Practice makes perfect, whether it is finding the next president of the US or in corporate venturing. Ohio has been getting pretty good at both, with seven presidents born in the US state and more than a decade of incubation and investment from the region’s largest non-profit medical centre, Cleveland Clinic.
Cleveland Clinic Innovations (CCI) has licensed more than 250 technologies and incubated 35 new companies that have received more than $340m in follow-on funding from other investors.
The most recent spin-out was ImageIQ, an imaging contract research organisation, after an eight-year incubation, while CCI has also reinvested in Explorys during its latest $11.5m round.
After a decade, CCI has also started reaping financial rewards with a reported $10m per year in licensing fees and a $28m return from selling Intelect Medical to Boston Scientific for a $78m enterprise value.
Chris Coburn, executive director of CCI and speaker at the Global Corporate Venturing Symposium last month, said: "Cleveland is an emerging hub for healthcare IT start-ups, and ImageIQ has a compelling blend of software engineering and biomedical expertise."

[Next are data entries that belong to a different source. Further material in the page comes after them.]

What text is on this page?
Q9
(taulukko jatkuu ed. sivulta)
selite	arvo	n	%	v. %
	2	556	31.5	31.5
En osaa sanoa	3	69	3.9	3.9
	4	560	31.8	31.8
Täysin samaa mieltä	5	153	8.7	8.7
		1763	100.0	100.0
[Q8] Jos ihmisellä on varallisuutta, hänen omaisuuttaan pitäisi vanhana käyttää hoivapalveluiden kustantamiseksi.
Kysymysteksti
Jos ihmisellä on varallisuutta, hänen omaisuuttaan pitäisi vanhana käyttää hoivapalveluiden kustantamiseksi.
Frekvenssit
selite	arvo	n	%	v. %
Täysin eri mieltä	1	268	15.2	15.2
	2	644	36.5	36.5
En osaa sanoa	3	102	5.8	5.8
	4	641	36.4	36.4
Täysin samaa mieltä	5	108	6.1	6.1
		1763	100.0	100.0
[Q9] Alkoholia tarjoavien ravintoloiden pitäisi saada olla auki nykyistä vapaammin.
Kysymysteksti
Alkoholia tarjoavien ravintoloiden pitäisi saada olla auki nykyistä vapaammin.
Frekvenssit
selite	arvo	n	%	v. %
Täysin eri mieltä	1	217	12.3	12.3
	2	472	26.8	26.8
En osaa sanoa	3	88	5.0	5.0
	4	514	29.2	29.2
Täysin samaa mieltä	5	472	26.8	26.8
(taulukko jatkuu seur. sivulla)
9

It is also becoming a hub for how corporate venturing units can work with peers – even if that involves running a potential rival’s innovation centre for the first time.
In January, Cleveland Clinic and MedStar Health, a similar non-profit with hospitals in Maryland and Washington DC, said they would collaborate on medical inventions and innovations.
The alliance will last for an initial three years and CCI will hire two or three staff members to work with MedStar staff in Maryland and Washington and will be in charge of MedStar Institute for Innovation. MedStar’s institute was set up two years ago and will now benefit from CCI’s process as well as engineering and prototyping laboratory.
Teaming up will give a wider pool of ideas and also patients to provide feedback and was a response to growing pressures to cut costs while finding innovative ways to improve patient health and care delivery that is now becoming possible as patient records are digitalised and can be shared.
Thomas Graham, a hand surgeon and chairman of Cleveland Clinic Innovations, told news provider Washington Post: "Reinventing the wheel everywhere is not as favourable an option as forging collaboration.
"This allows us to open up a larger-scale collaboration that can be helpful in improving patient access, getting clinical answers and expanding innovation."
The access to patients is a resource CCI is offering to entrepreneurs. Last month, Rainbow Medical, which invests mainly in medical devices companies founded by serial entrepreneur Yossi Gross, agreed with Cleveland Clinic to offer its early-stage products and concepts for testing by the hospital’s staff.